Era a Arquidiocese do Rio me fazendo o convite mais inesperado que eu já recebi na vida: interpretar o Papa João Paulo II, para mais de 60 mil fiéis na procissão de Corpus Christi, a maior da Igreja Católica, para celebrar a presença de Cristo na Eucaristia, num gigantesco palco que será construído em frente à Catedral Metropolitana, na Avenida Chile, na quinta (19/06).

O convite para viver o Santo Padre veio do diretor teatral Luiz Fernando Bruno, por indicação da Isabella Secchin, querida professora de teatro da minha adolescência, que se lembrou de mim mesmo passados 36 anos do dia em que suspendi as aulas no “O Tablado” (de quem hoje sou advogado voluntário), para dedicar-me ao curso de Direito na PUC/RJ, onde acabei fazendo mestrado em Direito Constitucional. Há cerca de 23 anos, leciono Processo Civil e Direitos Autorais.

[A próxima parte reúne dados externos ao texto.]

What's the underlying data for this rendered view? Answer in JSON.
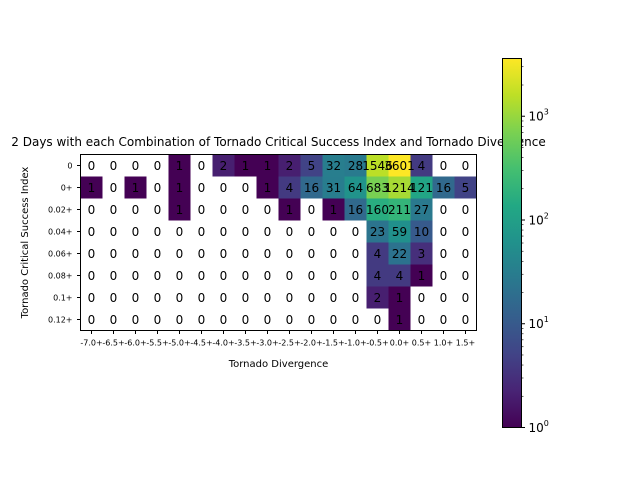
{
  "chart_data": {
    "type": "heatmap",
    "title": "2 Days with each Combination of Tornado Critical Success Index and Tornado Divergence",
    "xlabel": "Tornado Divergence",
    "ylabel": "Tornado Critical Success Index",
    "x_categories": [
      "-7.0+",
      "-6.5+",
      "-6.0+",
      "-5.5+",
      "-5.0+",
      "-4.5+",
      "-4.0+",
      "-3.5+",
      "-3.0+",
      "-2.5+",
      "-2.0+",
      "-1.5+",
      "-1.0+",
      "-0.5+",
      "0.0+",
      "0.5+",
      "1.0+",
      "1.5+"
    ],
    "y_categories": [
      "0",
      "0+",
      "0.02+",
      "0.04+",
      "0.06+",
      "0.08+",
      "0.1+",
      "0.12+"
    ],
    "values": [
      [
        0,
        0,
        0,
        0,
        1,
        0,
        2,
        1,
        1,
        2,
        5,
        32,
        28,
        1546,
        3601,
        4,
        0,
        0
      ],
      [
        1,
        0,
        1,
        0,
        1,
        0,
        0,
        0,
        1,
        4,
        16,
        31,
        64,
        683,
        1214,
        121,
        16,
        5
      ],
      [
        0,
        0,
        0,
        0,
        1,
        0,
        0,
        0,
        0,
        1,
        0,
        1,
        16,
        160,
        211,
        27,
        0,
        0
      ],
      [
        0,
        0,
        0,
        0,
        0,
        0,
        0,
        0,
        0,
        0,
        0,
        0,
        0,
        23,
        59,
        10,
        0,
        0
      ],
      [
        0,
        0,
        0,
        0,
        0,
        0,
        0,
        0,
        0,
        0,
        0,
        0,
        0,
        4,
        22,
        3,
        0,
        0
      ],
      [
        0,
        0,
        0,
        0,
        0,
        0,
        0,
        0,
        0,
        0,
        0,
        0,
        0,
        4,
        4,
        1,
        0,
        0
      ],
      [
        0,
        0,
        0,
        0,
        0,
        0,
        0,
        0,
        0,
        0,
        0,
        0,
        0,
        2,
        1,
        0,
        0,
        0
      ],
      [
        0,
        0,
        0,
        0,
        0,
        0,
        0,
        0,
        0,
        0,
        0,
        0,
        0,
        0,
        1,
        0,
        0,
        0
      ]
    ],
    "colorbar": {
      "scale": "log",
      "colormap": "viridis",
      "range": [
        1,
        3601
      ],
      "ticks": [
        {
          "value": 1,
          "base": "10",
          "exp": "0"
        },
        {
          "value": 10,
          "base": "10",
          "exp": "1"
        },
        {
          "value": 100,
          "base": "10",
          "exp": "2"
        },
        {
          "value": 1000,
          "base": "10",
          "exp": "3"
        }
      ]
    }
  }
}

Aceitei o honroso convite sem pensar duas vezes. Cancelei o feriado na Serra e, com sorriso frouxo no rosto, fui, de sala em sala, contar a novidade para meus sócios no tradicional escritório Candido de Oliveira Advogados, o mais antigo do Brasil (fundado em 1891) e que, dentre outras realizações, dá nome ao CACO (Centro Acadêmico da Faculdade de Direito da UFRJ). Desde 1926, teve dois presidentes da OAB e, agora, tem um advogado-ator no elenco.

Todos me deram a maior força: “não vai abandonar o escritório?”, “quero te ver na Netflix”, “todo advogado é ator”, “faço questão de ir te assistir”, “tem muito empresário de sucesso que começou depois dos 50”.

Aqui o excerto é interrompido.